KG: I love the ability to [say whatever I want] because that’s what I respond to in other people. When I’m going to see a comedian, I don’t want to see them hold back, and when I’m reading a book, I don’t want to hear an abridged version. That’s what we really worked toward in the book; I just didn’t feel like there was a point to doing this book unless I talked about everything. I tried to be funny, too.

PW: Are you worried the book’s going to piss off even more people?
KG: I’m hoping. I’m hoping it pisses off as many people as possible. The more people it pisses off, the more publicity for me and the more books we sell.

PW: Speaking of publicity, September is a pretty crowded month, publishing-wise. There are a lot of big books coming out from big name authors. Jon Krakauer’s new book drops this month and, of course, Dan Brown’s new novel, The Lost Symbol. Nervous about the competition?
KG: Not at all. My goal is to outsell the Bible. The Random House people tell me that the Bible is the #1 seller every year, so this year, I’m gonna outsell the Bible.

PW: That’s a good goal, considering Dan Brown is the only author who’s comes close to biblical numbers—The Da Vinci Code is the bestselling book of all time... behind only the Bible.
KG: Well, I’m gonna outsell that guy, too. What’s that guy Dan Brown write? Sounds like mush to me. That hack—I’m taking him down.
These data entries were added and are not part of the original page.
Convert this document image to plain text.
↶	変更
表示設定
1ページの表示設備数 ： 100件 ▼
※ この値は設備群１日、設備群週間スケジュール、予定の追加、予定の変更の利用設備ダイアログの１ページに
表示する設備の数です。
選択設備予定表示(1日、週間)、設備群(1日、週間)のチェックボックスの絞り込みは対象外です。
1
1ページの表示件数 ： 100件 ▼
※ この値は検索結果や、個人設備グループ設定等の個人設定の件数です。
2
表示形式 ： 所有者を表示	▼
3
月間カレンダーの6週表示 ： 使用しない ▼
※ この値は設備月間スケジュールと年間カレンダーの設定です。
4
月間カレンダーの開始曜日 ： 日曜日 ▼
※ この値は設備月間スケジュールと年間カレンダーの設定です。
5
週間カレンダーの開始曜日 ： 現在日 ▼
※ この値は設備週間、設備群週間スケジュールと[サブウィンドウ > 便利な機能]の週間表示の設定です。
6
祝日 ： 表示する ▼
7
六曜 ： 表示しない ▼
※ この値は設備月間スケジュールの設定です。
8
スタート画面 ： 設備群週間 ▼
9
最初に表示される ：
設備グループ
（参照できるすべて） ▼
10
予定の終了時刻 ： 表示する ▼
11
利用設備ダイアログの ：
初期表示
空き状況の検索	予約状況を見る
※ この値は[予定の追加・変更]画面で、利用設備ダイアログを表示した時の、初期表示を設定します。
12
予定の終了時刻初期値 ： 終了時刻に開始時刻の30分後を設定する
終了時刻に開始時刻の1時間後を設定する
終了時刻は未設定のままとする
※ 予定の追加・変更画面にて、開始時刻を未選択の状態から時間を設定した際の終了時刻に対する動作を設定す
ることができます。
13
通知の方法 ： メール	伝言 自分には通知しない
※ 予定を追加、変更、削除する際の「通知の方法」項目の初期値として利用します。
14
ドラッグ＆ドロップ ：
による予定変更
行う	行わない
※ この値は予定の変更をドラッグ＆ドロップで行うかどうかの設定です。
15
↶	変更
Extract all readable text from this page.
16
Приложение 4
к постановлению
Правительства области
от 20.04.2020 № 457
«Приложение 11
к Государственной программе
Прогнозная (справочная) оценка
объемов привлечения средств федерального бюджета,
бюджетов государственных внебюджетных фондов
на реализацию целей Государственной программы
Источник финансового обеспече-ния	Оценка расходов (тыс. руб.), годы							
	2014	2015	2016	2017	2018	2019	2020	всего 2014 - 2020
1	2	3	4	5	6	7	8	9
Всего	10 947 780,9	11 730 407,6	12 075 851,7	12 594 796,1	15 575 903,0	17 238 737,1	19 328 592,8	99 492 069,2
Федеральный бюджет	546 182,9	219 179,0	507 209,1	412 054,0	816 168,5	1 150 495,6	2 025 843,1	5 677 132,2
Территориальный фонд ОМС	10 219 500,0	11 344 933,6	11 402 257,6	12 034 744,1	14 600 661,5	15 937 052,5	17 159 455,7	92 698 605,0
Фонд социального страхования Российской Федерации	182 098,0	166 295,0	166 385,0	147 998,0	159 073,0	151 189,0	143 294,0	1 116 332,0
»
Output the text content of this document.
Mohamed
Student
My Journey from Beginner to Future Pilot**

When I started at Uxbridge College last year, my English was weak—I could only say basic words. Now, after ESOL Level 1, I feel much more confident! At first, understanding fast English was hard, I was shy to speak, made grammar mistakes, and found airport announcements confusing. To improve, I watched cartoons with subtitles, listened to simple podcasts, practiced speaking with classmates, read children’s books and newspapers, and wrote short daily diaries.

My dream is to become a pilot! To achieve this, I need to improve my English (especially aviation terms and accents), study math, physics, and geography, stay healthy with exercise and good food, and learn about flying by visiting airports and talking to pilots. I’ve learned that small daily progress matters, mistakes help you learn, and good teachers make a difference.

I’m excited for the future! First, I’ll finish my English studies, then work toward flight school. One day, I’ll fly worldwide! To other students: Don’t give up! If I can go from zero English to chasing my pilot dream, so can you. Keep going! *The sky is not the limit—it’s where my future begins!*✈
PW: Getting back to your career, how many more seasons of My Life on the D-List do you think you have in you?
KG: I don’t know what’s going to happen with The D-List. Every year it’s kind of a nice thing where we get together with Bravo and I tell them if I feel like the show has more life in it. What we did this year is add this celebrity angle [with various celebs appearing as guests]; it was almost like a talk show element. I would like to continue either The D-List or another show with the premise that I spend a day in the life of different celebrities—I really enjoy that.

PW: Would you ever consider doing a talk show?
KG: Maybe. I have to tell you, though, the sexism in late night talk is so profound. When you think that Joan Rivers is the first and last woman to do a network late night talk show—I mean, that’s appalling to me. I don’t know if I can win that battle—it’s such a boys’ club.... I’d like to do it in some way, but I gotta tell you, I like the freedom of a show like The D-List, where I can take my time with these celebrities and spend more than six minutes with them on the couch.

PW: Speaking of your D-list status, you have an Emmy—
KG: Two Emmys. I have two Emmys, Rachel.

PW: Sorry, you have two Emmys. You got a reported $2 million for your memoir. You almost won a Grammy. Do you really still consider yourself a D-lister? It all sounds pretty A-list to me.
KG: I have what I call A-list moments, but believe me, I’m still on the D-list. Proof of this is something that happened to me last week. I was taping something—I can’t remember what, it was some dog and pony show—and the cameraman kept talking to me about when we had worked together. I didn’t mean to be that person who can’t remember anybody, but I kept saying, “You know, remind me again.” And then I started putting the pieces of the puzzle together and said, “I think you’re mistaking me for Joely Fisher.” And he said, “You’re not Joely Fisher?” I said, “No, no, I’m Kathy Griffin.” So I’m still firmly planted on the D-list, where I belong.